An incremental refresh processes only the changes that have occurred in the base table since the last refresh, making it fast and low-overhead without requiring a full table scan.

Note

When you run REFRESH MATERIALIZED VIEW for the first time, the system automatically performs a full refresh to populate the initial data. Subsequent refreshes are incremental.

Drop a materialized view

DROP MATERIALIZED VIEW mv_name;

After you drop a materialized view, the system automatically cleans up the corresponding delta table if the delta_mv_auto_cleanup = ON parameter is enabled (default).

Management and monitoring

List of materialized views

SELECT
  table_name,
  table_schema,
  base_tables,
  first_refresh_time,
  refresh_strategy,
  last_start_time,
  last_end_time
FROM mysql.view_materialized_info
WHERE refresh_strategy = 'FAST';

All materialized views

SELECT * FROM mysql.view_materialized_info;

Refresh task queue

SELECT * FROM information_schema.materialized_view_refresh_queue;

FAQ

How to verify incremental refresh?

Use the following statement to verify that the refresh_strategy is FAST. You can also check the last_refresh_status column for the result of the most recent refresh.

SELECT table_name, refresh_strategy, last_start_time, last_end_time
FROM mysql.view_materialized_info;

When is the materialized view updated?

Before a refresh, the view's data reflects its state at the time of the last refresh.
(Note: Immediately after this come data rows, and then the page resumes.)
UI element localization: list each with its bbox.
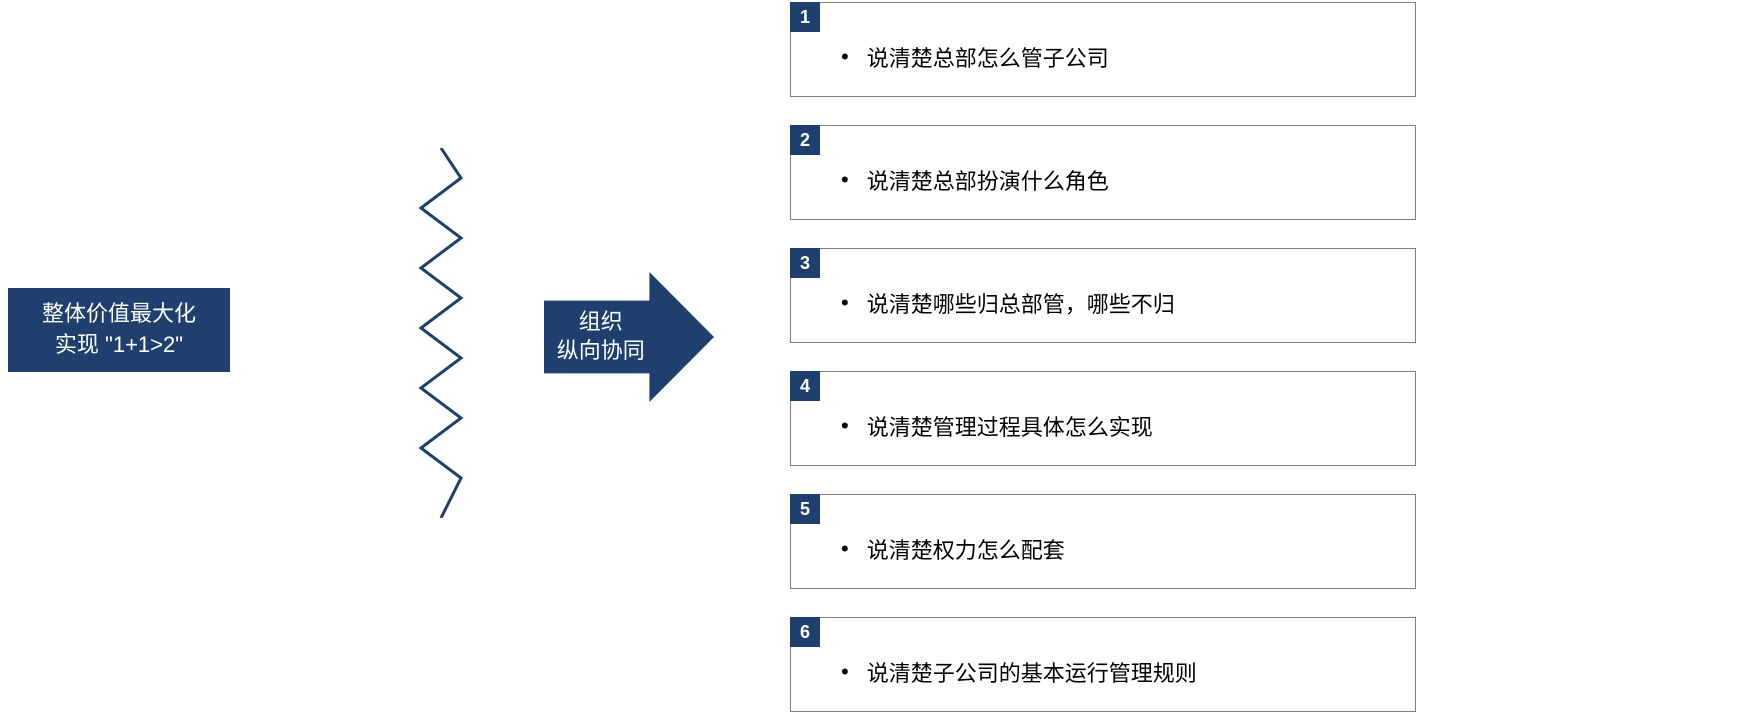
- zigzag-divider: [406, 148, 476, 518]
- bullet-icon: •: [841, 44, 849, 70]
- item-number-badge: 1: [790, 2, 820, 32]
- bullet-icon: •: [841, 167, 849, 193]
- item-text: 说清楚总部扮演什么角色: [867, 164, 1109, 196]
- arrow-label: 组织 纵向协同: [552, 308, 649, 365]
- arrow-label-line1: 组织: [552, 308, 649, 337]
- list-item: 4 • 说清楚管理过程具体怎么实现: [790, 371, 1416, 466]
- list-item: 2 • 说清楚总部扮演什么角色: [790, 125, 1416, 220]
- item-number-badge: 2: [790, 125, 820, 155]
- arrow-container: 组织 纵向协同: [544, 272, 714, 402]
- value-maximization-box: 整体价值最大化 实现 "1+1>2": [8, 288, 230, 372]
- item-number-badge: 4: [790, 371, 820, 401]
- list-item: 1 • 说清楚总部怎么管子公司: [790, 2, 1416, 97]
- item-text: 说清楚管理过程具体怎么实现: [867, 410, 1153, 442]
- bullet-icon: •: [841, 659, 849, 685]
- bullet-icon: •: [841, 290, 849, 316]
- item-number-badge: 3: [790, 248, 820, 278]
- bullet-icon: •: [841, 536, 849, 562]
- left-box-line2: 实现 "1+1>2": [55, 330, 183, 361]
- arrow-label-line2: 纵向协同: [552, 337, 649, 366]
- item-number-badge: 6: [790, 617, 820, 647]
- item-text: 说清楚总部怎么管子公司: [867, 41, 1109, 73]
- item-number-badge: 5: [790, 494, 820, 524]
- left-box-line1: 整体价值最大化: [42, 299, 196, 330]
- list-item: 3 • 说清楚哪些归总部管，哪些不归: [790, 248, 1416, 343]
- item-text: 说清楚哪些归总部管，哪些不归: [867, 287, 1175, 319]
- item-text: 说清楚子公司的基本运行管理规则: [867, 656, 1197, 688]
- list-item: 6 • 说清楚子公司的基本运行管理规则: [790, 617, 1416, 712]
- item-text: 说清楚权力怎么配套: [867, 533, 1065, 565]
- list-item: 5 • 说清楚权力怎么配套: [790, 494, 1416, 589]
- steps-list: 1 • 说清楚总部怎么管子公司 2 • 说清楚总部扮演什么角色 3 • 说清楚哪些归总部管，哪些…: [790, 2, 1416, 712]
- bullet-icon: •: [841, 413, 849, 439]
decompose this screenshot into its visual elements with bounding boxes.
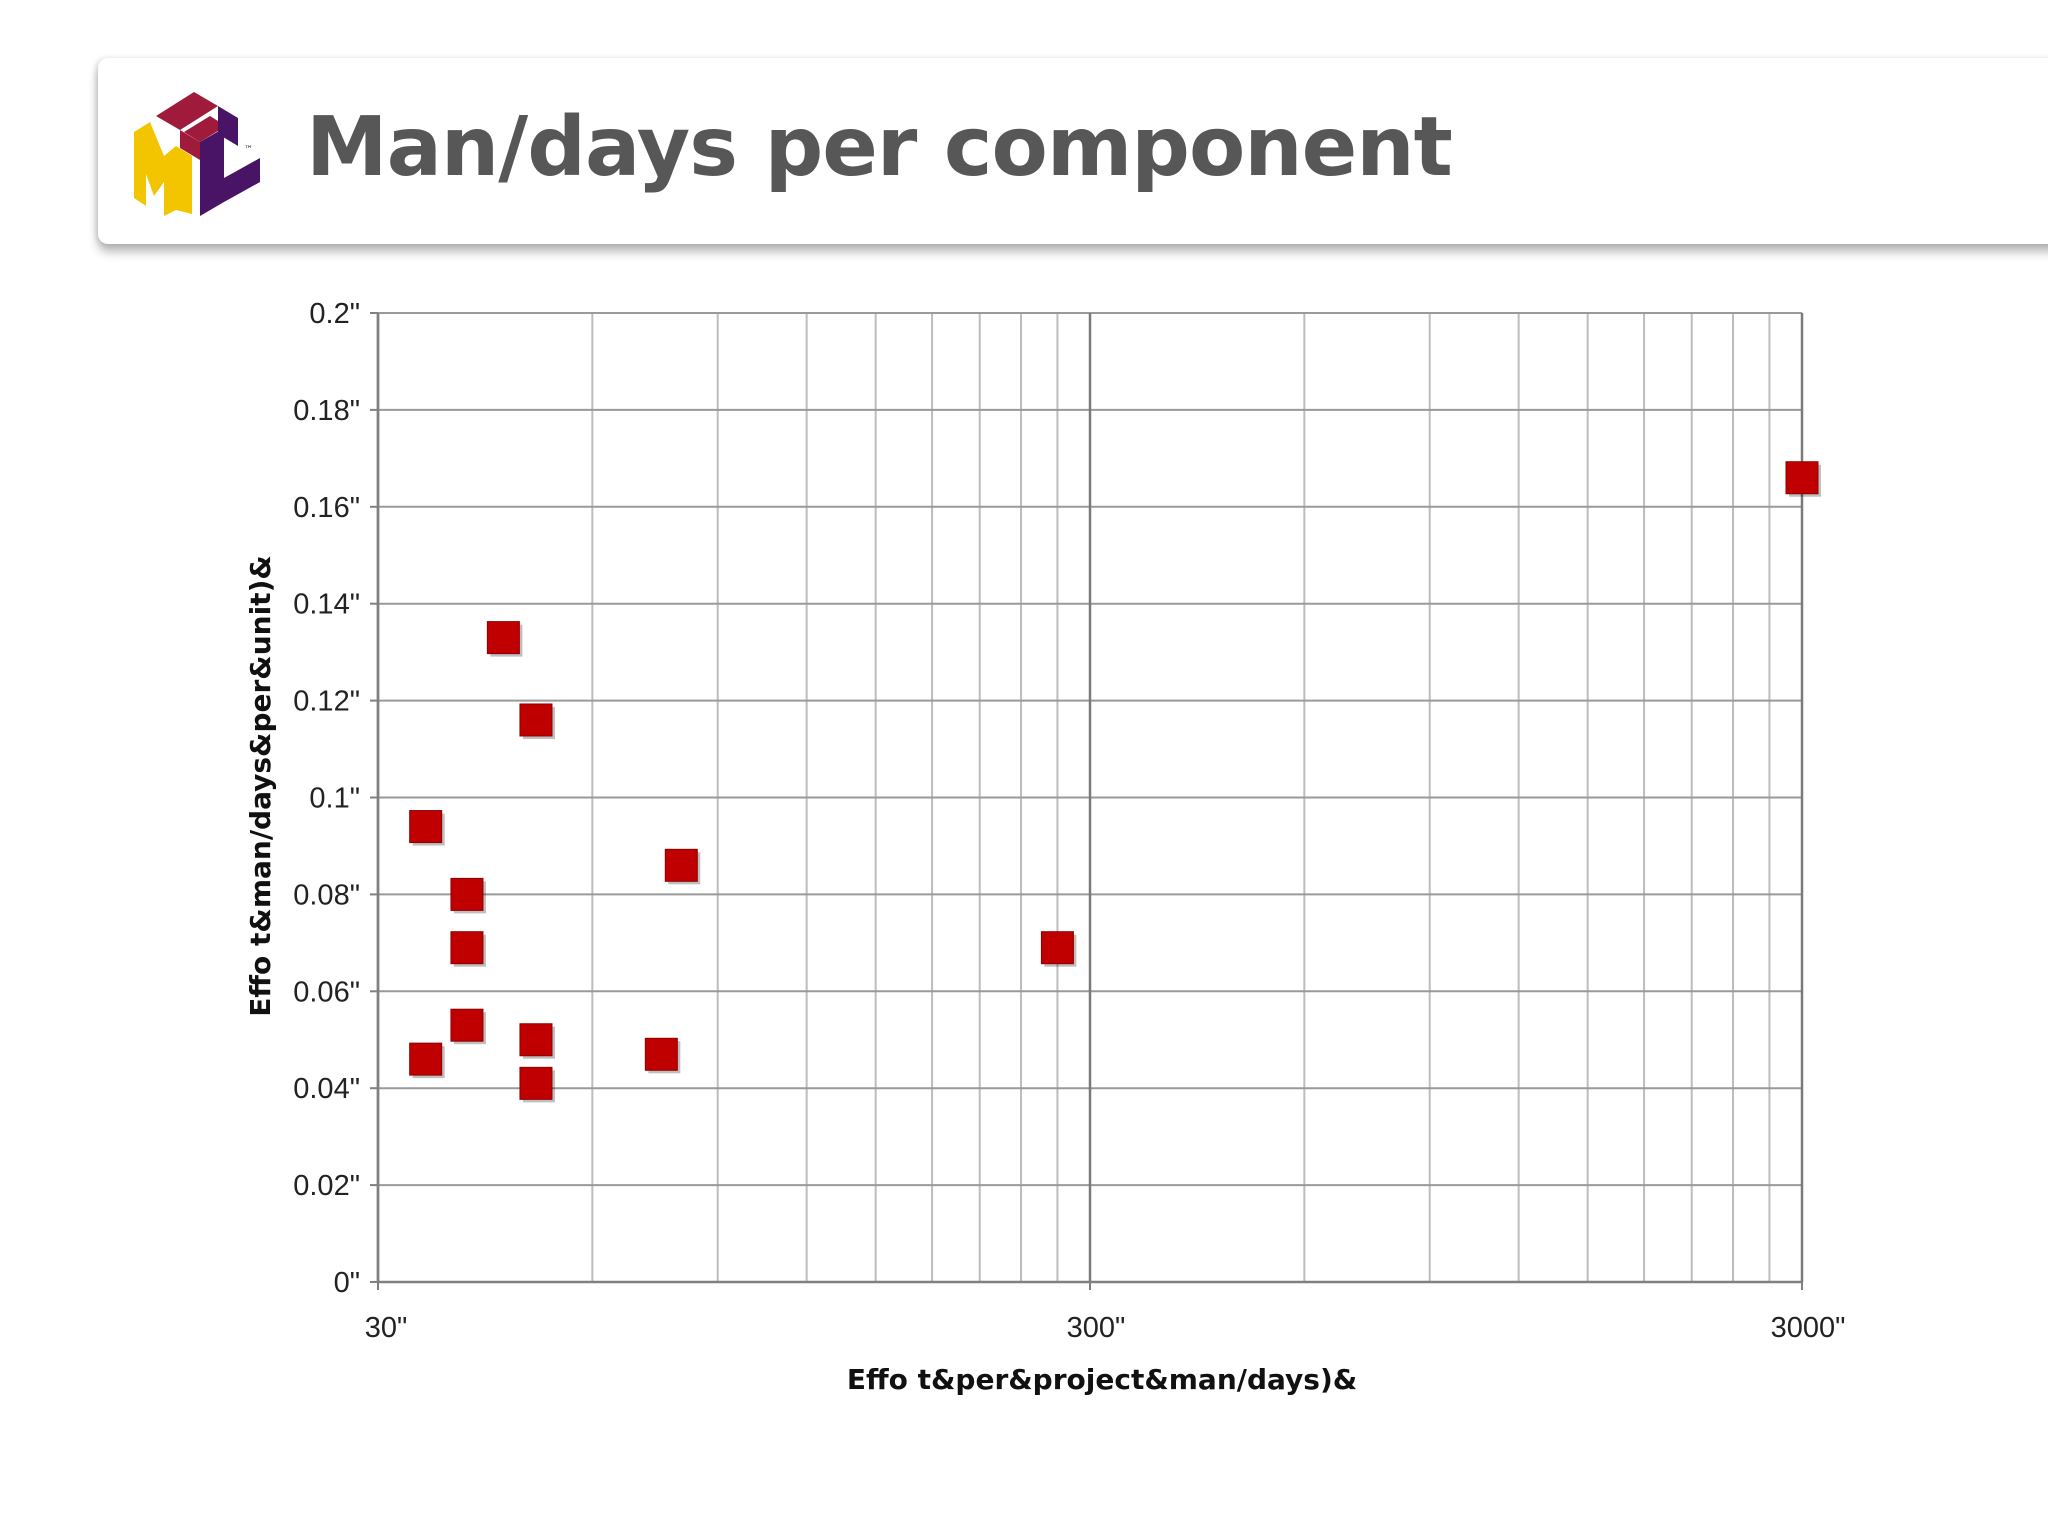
data-point bbox=[1040, 931, 1074, 965]
y-axis-title: Effo t&man/days&per&unit)& bbox=[244, 555, 277, 1017]
data-point bbox=[486, 621, 520, 655]
data-point bbox=[519, 1023, 553, 1057]
data-point bbox=[450, 1008, 484, 1042]
y-tick-label: 0" bbox=[334, 1267, 360, 1299]
y-tick-label: 0.12" bbox=[293, 686, 360, 718]
data-point bbox=[450, 877, 484, 911]
axes bbox=[370, 312, 1803, 1290]
trademark-symbol: ™ bbox=[244, 145, 253, 155]
data-point bbox=[1785, 461, 1819, 495]
ifml-logo-icon: ™ bbox=[134, 92, 260, 216]
x-tick-labels: 30" 300" 3000" bbox=[365, 1312, 1846, 1344]
data-point bbox=[409, 1042, 443, 1076]
x-tick-label: 300" bbox=[1067, 1312, 1126, 1344]
y-tick-label: 0.16" bbox=[293, 492, 360, 524]
y-tick-label: 0.18" bbox=[293, 395, 360, 427]
data-point bbox=[644, 1037, 678, 1071]
y-tick-label: 0.2" bbox=[309, 298, 360, 330]
y-tick-label: 0.06" bbox=[293, 976, 360, 1008]
data-points bbox=[409, 461, 1821, 1103]
data-point bbox=[409, 810, 443, 844]
y-tick-label: 0.1" bbox=[309, 783, 360, 815]
data-point bbox=[519, 1066, 553, 1100]
data-point bbox=[519, 703, 553, 737]
data-point bbox=[664, 848, 698, 882]
x-tick-label: 30" bbox=[365, 1312, 408, 1344]
y-tick-label: 0.04" bbox=[293, 1073, 360, 1105]
data-point bbox=[450, 931, 484, 965]
grid bbox=[376, 312, 1804, 1283]
y-tick-labels: 0" 0.02" 0.04" 0.06" 0.08" 0.1" 0.12" 0.14" 0.16… bbox=[293, 298, 360, 1299]
x-axis-title: Effo t&per&project&man/days)& bbox=[847, 1363, 1357, 1396]
x-tick-label: 3000" bbox=[1771, 1312, 1846, 1344]
y-tick-label: 0.08" bbox=[293, 879, 360, 911]
slide-header: ™ Man/days per component bbox=[98, 58, 2048, 244]
y-tick-label: 0.14" bbox=[293, 589, 360, 621]
page-title: Man/days per component bbox=[306, 100, 1453, 195]
y-tick-label: 0.02" bbox=[293, 1170, 360, 1202]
To update the data, you must manually run REFRESH MATERIALIZED VIEW mv_name.

Is the base table locked during refresh?

No. You can continue to perform normal read and write operations on the base table during an incremental refresh without any impact.

Is aggregation supported for incremental refresh?

Incremental refresh is currently supported for single-table aggregation. Multi-table aggregation and UNION ALL are not currently supported.

What is the minimum refresh interval?

The minimum refresh interval is currently 1 second.